Per le misurazioni dell'illuminamento nei luoghi di lavoro, sulle strade e nelle aree comuni, il luxmetro deve essere adattato alla sensibilità spettrale della luminosità dell'occhio umano e deve valutare correttamente anche la luce incidente obliqua. Se l'illuminamento non è sufficiente in tutti i punti, è possibile utilizzare il luxmetro portatile in modo rapido e semplice per verificare diverse alternative. In alcuni casi, è possibile determinare direttamente sul posto se è possibile ottenere condizioni di illuminazione sufficienti sostituendo le lampade con potenze più elevate o installando apparecchi aggiuntivi.

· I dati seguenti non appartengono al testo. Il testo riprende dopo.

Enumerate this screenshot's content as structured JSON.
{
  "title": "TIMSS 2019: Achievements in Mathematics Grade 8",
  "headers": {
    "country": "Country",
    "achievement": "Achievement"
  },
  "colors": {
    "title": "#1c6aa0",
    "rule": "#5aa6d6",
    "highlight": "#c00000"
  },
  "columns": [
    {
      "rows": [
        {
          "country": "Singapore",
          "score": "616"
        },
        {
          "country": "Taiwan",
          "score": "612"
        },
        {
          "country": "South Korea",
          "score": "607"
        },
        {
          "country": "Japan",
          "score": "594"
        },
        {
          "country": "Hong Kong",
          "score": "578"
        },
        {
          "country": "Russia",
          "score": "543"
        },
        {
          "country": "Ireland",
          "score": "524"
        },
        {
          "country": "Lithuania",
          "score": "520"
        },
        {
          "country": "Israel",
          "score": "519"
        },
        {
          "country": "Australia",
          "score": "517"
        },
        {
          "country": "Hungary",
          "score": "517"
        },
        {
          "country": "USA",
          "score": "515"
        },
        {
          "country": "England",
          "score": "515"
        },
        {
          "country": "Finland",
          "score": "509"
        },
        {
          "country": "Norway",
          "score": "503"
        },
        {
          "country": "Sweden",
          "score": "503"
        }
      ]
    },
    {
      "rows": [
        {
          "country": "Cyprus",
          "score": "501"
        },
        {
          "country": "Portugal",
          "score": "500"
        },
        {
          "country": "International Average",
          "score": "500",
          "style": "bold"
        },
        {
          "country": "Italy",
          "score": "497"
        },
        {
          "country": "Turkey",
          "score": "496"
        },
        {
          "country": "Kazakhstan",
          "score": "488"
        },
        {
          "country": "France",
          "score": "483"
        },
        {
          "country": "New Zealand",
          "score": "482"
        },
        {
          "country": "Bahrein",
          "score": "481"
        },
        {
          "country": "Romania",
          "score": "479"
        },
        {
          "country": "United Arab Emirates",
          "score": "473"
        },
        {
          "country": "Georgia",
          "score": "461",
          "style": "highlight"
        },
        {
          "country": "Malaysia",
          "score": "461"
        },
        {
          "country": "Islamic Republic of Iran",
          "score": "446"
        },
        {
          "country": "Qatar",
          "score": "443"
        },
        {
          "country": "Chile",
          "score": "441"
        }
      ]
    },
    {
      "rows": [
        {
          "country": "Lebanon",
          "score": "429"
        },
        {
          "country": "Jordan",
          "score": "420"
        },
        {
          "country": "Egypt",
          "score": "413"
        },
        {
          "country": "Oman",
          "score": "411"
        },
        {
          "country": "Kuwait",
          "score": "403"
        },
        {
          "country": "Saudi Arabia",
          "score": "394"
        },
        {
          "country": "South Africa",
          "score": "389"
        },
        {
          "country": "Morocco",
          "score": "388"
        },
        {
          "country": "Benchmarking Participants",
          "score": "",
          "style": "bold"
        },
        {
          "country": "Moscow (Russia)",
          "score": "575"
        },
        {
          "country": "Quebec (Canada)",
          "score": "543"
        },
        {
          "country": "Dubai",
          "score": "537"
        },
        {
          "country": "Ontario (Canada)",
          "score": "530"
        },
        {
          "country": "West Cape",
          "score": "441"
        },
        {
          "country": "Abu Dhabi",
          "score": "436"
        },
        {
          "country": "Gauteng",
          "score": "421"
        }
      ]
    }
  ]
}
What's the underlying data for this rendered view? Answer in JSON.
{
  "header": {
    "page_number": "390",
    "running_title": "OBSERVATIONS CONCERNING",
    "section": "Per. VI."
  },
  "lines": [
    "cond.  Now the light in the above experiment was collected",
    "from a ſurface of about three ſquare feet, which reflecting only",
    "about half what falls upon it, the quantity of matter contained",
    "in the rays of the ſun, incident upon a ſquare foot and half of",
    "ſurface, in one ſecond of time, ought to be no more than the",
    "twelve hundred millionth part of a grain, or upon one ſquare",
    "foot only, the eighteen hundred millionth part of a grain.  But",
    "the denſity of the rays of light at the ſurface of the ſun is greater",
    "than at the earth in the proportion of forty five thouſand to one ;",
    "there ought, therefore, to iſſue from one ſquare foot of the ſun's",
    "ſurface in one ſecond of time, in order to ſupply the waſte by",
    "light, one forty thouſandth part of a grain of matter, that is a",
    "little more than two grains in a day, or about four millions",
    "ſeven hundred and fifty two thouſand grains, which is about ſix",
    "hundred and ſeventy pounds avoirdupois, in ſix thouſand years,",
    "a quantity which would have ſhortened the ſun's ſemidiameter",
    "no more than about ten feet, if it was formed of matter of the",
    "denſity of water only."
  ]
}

Non si tratta sempre di rispettare i valori minimi, ma in alcune aree è necessario utilizzare in modo selettivo diversi livelli di illuminazione. Questo vale, ad esempio, per l'illuminazione degli ambienti negli ospedali e nelle case di cura, ma anche per l'illuminazione delle coltivazioni vegetali e degli allevamenti nelle aziende agricole. In altri settori, l'obiettivo è quello di abbassare i valori massimi perché la luce è indesiderabile in alcuni processi, in quanto riduce la durata di vita di alcune sostanze o provoca altre reazioni indesiderate. L'illuminazione delle sale ricreative convenzionali viene controllata con un luxmetro portatile solo quando c'è un motivo specifico per farlo. Nelle aree in cui una luce troppo debole o eccessiva può causare danni, o in cui solo una gamma strettamente limitata di valori di illuminamento porta a risultati ottimali, i luxmetri a installazione fissa vengono utilizzati per la misurazione continua della luce. Questo vale, ad esempio, per i laboratori fotografici e per alcune strutture per la produzione di alimenti e farmaci o per la coltivazione di piante. Questo tipo di luxmetro fisso è solitamente dotato di uscite a relè o di controllo attraverso le quali può commutare le fonti di luce artificiale o i sistemi di ombreggiamento, oppure può attivare allarmi visivi o acustici all'esterno dell'area interessata quando viene superato il valore limite.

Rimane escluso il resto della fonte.